US 11,989,199 B2
Optimizing flow of data within ETL data processing pipeline
Srinivas Mudigonda, Hyderabad (IN); Syam Dulla, Hyderabad (IN); Namit Kabra, Hyderabad (IN); and Alekhya Telekicherla, Pennant Hills (AU)
Assigned to International Business Machines Corporation, Armonk, NY (US)
Filed by International Business Machines Corporation, Armonk, NY (US)
Filed on Sep. 8, 2021, as Appl. No. 17/469,679.
Prior Publication US 2023/0074414 A1, Mar. 9, 2023
Int. Cl.
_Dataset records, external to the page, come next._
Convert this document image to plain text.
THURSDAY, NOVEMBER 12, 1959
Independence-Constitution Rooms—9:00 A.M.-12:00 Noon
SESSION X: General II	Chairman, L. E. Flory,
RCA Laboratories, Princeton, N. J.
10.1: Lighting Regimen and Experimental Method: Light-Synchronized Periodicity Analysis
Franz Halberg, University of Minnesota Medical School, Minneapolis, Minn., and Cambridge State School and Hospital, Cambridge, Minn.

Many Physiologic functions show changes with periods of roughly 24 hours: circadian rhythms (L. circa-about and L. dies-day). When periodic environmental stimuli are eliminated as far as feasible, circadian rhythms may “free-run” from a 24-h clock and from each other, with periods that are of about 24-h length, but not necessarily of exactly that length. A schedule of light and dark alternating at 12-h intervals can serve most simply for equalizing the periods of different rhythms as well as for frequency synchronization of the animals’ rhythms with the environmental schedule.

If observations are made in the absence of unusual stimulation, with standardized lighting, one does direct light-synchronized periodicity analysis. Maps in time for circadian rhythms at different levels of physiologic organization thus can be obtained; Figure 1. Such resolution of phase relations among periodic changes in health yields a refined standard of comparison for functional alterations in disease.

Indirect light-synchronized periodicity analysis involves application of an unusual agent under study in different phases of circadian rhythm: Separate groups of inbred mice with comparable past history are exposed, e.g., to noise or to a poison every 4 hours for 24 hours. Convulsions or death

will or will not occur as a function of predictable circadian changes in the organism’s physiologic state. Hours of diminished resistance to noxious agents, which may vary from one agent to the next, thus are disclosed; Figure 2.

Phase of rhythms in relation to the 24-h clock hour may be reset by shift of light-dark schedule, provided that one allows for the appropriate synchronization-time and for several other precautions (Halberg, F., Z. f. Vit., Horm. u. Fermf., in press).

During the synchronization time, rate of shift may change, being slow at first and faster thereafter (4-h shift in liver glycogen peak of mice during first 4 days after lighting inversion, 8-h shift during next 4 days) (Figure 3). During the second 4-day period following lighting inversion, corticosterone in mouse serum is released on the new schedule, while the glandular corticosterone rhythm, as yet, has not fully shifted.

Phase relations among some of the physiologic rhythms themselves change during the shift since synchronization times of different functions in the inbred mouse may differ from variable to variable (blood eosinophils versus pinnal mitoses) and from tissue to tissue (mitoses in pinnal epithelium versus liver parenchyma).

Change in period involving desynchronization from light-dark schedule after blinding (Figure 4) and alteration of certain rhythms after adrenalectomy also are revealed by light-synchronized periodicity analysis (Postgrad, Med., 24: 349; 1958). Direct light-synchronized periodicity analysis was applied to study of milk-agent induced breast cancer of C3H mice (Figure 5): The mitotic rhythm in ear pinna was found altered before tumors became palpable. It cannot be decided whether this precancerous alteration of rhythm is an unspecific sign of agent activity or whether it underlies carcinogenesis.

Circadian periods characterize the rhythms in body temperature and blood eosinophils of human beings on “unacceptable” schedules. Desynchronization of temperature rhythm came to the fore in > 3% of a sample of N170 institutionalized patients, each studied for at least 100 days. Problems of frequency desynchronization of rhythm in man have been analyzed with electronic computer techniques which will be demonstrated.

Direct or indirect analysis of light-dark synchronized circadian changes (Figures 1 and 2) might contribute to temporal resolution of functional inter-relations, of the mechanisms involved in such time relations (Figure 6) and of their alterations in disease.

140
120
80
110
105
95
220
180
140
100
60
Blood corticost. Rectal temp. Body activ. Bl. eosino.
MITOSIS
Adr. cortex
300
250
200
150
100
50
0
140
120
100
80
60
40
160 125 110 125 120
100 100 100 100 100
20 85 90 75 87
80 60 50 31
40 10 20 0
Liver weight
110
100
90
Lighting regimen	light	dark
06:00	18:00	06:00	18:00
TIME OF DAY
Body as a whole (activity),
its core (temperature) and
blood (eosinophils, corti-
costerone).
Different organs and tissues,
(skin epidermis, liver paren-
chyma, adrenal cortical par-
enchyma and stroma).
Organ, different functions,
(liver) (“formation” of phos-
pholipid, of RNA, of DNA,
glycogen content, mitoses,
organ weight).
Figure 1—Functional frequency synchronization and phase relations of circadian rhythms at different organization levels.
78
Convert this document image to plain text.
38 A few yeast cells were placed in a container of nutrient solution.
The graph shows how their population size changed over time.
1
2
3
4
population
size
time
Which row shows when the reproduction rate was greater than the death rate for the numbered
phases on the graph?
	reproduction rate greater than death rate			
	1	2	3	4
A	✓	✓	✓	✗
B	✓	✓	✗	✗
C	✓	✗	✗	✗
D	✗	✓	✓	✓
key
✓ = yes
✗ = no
G06F 16/25 (2019.01); G06F 16/21 (2019.01); G06F 16/22 (2019.01)
CPC G06F 16/254 (2019.01) [G06F 16/211 (2019.01); G06F 16/221 (2019.01)] 20 Claims
OG exemplary drawing
 
1. A computer-implemented method for optimizing a flow of data within extract, transform, load (ETL) data processing pipelines, the method comprising:
identifying which database columns from a source database are to be transformed in data processing stages of a processing segment of a ETL data processing pipeline and which database columns from said source database are not to be transformed in said data processing stages of said processing segment of said ETL data processing pipeline;
grouping database columns to be transformed into a processing schema;
performing transformations on said database columns of said processing schema;
grouping database columns that are not be transformed into a non-processing schema;
creating a large object data type to reference said non-processing schema; and
creating and inserting an identifier in said data processing stages to identify said large object data type thereby avoiding copying of said database columns that are not to be transformed in said data processing stages.